Subject-Dependent Emotion Level Classification: Given the gender differences in the EEG patterns and in the valence ratings found in the previous sections, it follows that the algorithms of emotion level classification should perform differently in the valence dimension for male and female subjects. For our subject-dependent binary emotional dimension level set-up, we obtain average classification accuracies of 60.0 ± 9.7% and 61.1 ± 12.5% for valence and arousal, respectively. These accuracies are in the same range as those of recent works that deal with the problem of emotion assessment from EEG and test their methods in the DEAP database. A comparison with such methods is presented in Table 2. However, it has been noted that for emotional level discrimination in the DEAP database the classification accuracy can be misleading [9] because of the class imbalances in the valence and arousal ratings. The area under the Receiver Operating Characteristic (ROC) curve is a fairer way of assessing the performance of the classifier. Figure 4(a) shows the average accuracies and areas under the ROC curve per subject for valence classification.
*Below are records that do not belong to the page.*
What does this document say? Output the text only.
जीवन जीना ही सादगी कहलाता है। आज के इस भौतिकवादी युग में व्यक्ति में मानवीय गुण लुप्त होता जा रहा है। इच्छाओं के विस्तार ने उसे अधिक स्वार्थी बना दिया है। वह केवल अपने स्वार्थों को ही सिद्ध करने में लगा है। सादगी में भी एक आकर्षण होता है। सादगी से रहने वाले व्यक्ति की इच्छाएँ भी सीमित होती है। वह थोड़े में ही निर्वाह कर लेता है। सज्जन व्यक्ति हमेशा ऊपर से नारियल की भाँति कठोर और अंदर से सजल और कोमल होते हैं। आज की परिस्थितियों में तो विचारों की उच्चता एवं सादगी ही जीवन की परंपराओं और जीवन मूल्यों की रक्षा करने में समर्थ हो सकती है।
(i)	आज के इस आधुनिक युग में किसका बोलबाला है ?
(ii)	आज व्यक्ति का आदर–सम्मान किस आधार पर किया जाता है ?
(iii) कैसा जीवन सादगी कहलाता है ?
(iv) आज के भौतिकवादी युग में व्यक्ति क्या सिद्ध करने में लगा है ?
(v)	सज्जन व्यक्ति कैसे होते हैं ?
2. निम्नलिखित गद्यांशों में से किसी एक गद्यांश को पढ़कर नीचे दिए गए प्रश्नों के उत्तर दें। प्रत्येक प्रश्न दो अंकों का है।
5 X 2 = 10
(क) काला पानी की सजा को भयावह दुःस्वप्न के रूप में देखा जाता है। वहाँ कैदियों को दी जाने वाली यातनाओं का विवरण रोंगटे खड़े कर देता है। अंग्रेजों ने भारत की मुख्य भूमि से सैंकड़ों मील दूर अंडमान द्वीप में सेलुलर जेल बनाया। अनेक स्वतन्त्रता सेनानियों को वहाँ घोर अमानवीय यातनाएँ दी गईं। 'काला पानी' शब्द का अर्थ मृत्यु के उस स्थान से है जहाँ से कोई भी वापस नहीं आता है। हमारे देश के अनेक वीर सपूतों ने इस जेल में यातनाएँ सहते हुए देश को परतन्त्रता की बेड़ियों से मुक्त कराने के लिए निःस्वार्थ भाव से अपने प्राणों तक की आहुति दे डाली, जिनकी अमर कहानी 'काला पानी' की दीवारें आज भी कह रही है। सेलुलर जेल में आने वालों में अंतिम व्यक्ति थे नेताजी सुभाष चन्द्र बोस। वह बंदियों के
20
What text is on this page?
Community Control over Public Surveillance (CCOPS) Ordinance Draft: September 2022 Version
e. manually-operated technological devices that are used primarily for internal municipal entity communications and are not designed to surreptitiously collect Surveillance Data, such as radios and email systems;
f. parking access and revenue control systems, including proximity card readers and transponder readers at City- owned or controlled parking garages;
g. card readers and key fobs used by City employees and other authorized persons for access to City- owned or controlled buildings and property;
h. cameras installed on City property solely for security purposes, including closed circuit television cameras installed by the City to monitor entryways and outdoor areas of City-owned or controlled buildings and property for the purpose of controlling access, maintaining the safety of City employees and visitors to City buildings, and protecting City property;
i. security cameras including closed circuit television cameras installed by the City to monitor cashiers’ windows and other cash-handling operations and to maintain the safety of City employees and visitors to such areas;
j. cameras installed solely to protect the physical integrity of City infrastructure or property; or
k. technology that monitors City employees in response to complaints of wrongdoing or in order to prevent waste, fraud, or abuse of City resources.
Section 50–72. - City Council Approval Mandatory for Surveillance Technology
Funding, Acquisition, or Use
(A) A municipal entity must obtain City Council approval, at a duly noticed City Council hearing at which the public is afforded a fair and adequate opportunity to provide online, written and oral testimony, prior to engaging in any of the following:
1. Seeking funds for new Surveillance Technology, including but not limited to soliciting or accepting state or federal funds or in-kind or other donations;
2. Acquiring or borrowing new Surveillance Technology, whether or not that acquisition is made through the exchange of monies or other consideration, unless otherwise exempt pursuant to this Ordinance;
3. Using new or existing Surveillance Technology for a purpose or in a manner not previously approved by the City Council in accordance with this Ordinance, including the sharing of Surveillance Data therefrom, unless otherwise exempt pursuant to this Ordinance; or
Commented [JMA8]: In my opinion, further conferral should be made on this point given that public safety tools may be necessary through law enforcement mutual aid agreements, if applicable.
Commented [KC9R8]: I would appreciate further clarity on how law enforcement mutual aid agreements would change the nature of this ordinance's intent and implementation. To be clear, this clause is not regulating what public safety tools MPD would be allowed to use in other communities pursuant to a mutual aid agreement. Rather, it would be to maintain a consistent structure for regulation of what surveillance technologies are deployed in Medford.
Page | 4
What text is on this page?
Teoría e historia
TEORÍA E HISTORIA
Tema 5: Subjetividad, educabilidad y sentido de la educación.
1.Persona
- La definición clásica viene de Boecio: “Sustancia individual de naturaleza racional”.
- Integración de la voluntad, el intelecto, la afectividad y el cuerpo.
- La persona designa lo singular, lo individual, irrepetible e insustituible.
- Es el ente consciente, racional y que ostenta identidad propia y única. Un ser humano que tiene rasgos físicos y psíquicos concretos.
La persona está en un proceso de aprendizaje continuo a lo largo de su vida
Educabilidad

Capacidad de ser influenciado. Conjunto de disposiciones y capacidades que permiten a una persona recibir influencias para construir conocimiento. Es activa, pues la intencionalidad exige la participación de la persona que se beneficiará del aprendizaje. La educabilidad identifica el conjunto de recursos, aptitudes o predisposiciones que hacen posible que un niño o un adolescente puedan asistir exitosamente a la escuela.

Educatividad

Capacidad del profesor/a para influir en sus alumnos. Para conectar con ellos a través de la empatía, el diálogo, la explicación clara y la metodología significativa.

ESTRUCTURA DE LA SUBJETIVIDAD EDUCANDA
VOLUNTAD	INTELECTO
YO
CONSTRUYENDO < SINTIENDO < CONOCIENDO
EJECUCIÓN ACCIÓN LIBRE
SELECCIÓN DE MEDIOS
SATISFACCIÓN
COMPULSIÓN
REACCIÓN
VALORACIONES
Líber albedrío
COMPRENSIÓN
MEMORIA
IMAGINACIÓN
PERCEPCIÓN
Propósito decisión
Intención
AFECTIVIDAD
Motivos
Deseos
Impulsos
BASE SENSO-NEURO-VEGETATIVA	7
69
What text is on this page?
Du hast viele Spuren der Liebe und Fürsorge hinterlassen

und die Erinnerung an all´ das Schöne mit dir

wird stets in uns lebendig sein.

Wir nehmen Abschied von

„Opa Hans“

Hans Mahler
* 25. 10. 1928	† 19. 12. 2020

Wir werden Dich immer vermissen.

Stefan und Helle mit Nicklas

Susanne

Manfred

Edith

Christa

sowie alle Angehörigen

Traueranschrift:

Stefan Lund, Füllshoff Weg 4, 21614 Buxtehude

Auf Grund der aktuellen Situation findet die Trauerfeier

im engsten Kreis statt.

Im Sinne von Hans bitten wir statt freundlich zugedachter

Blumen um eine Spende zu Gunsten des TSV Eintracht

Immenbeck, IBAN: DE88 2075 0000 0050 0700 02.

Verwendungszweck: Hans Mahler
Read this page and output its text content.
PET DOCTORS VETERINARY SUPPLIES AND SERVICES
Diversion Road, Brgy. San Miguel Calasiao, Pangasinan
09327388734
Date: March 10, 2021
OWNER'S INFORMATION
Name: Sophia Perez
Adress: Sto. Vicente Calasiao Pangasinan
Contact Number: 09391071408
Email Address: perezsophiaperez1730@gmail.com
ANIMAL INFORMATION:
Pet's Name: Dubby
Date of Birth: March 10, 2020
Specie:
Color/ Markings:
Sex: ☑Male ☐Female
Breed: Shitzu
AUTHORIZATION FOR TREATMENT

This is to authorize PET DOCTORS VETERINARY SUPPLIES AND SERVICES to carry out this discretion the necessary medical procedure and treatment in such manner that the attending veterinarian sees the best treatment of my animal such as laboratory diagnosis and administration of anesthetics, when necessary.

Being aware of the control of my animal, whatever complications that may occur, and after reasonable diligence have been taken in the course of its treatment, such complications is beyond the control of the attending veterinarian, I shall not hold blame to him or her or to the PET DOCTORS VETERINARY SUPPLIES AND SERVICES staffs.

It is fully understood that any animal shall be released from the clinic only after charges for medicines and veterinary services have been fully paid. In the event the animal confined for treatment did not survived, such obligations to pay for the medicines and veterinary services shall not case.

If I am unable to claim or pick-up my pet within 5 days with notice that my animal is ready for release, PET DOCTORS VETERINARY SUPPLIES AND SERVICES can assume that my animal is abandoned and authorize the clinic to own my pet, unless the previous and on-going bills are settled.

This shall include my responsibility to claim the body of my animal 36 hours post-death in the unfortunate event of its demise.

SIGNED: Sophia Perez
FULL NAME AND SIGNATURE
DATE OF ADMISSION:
All subjects with high areas under the ROC curve also have high classification accuracies, while the contrary is not true. Finally, Fig. 4(b) shows the boxplots, displaying with the distribution of the areas under the ROC curve for all subjects, discriminated by gender for valence. As seen, there is a difference in classification performance between men and women in the valence emotional dimension, with women displaying an average area ROC of \(0.58\pm 0.11\) versus men’s \(0.52\pm 0.11\). For arousal, average areas ROC of \(0.50\pm 0.06\) for women and \(0.52\pm 0.10\) for men are observed.

Table 2. Emotion level classification accuracy [%] for all subjects in DEAP.
Fig. 4.
figure 4

(a) Average accuracies and areas under the ROC curve per subject for valence classification. The subjects are ordered according to increasing area ROC. (b) Area under the ROC curve for all subjects discriminated by gender for the valence dimension.

4 Conclusions

In this work, we study the differences between male and female subjects during an emotion elicitation experiment using EEG and behavioral measures. We assess the effects of such differences on an emotion level classification system and its components. We have adopted two different perspectives: regarding the subject’s physiological responses, as measured by EEG, and their subjective experiences, as measured by rating scales in the AV dimensional space. Our results show differences between men and women in DE features extracted from EEG signals of the parietal region across all frequency bands, higher DE feature variability among female subjects, and higher variability in male subjects’ ratings in the valence dimension. Our results also show a gender difference for the valence dimension in the overall performance of our emotion level classifier. Therefore, gender is a relevant factor to take into account during the development and assessment of systems that aim to automatically classify emotional responses, at least those elicited by audiovisual stimuli. Our future work will focus on the development of emotional response recognition strategies based on EEG that integrate demographic information. In particular, subject-independent emotion level classification systems that exploit gender differences to improve classification performance.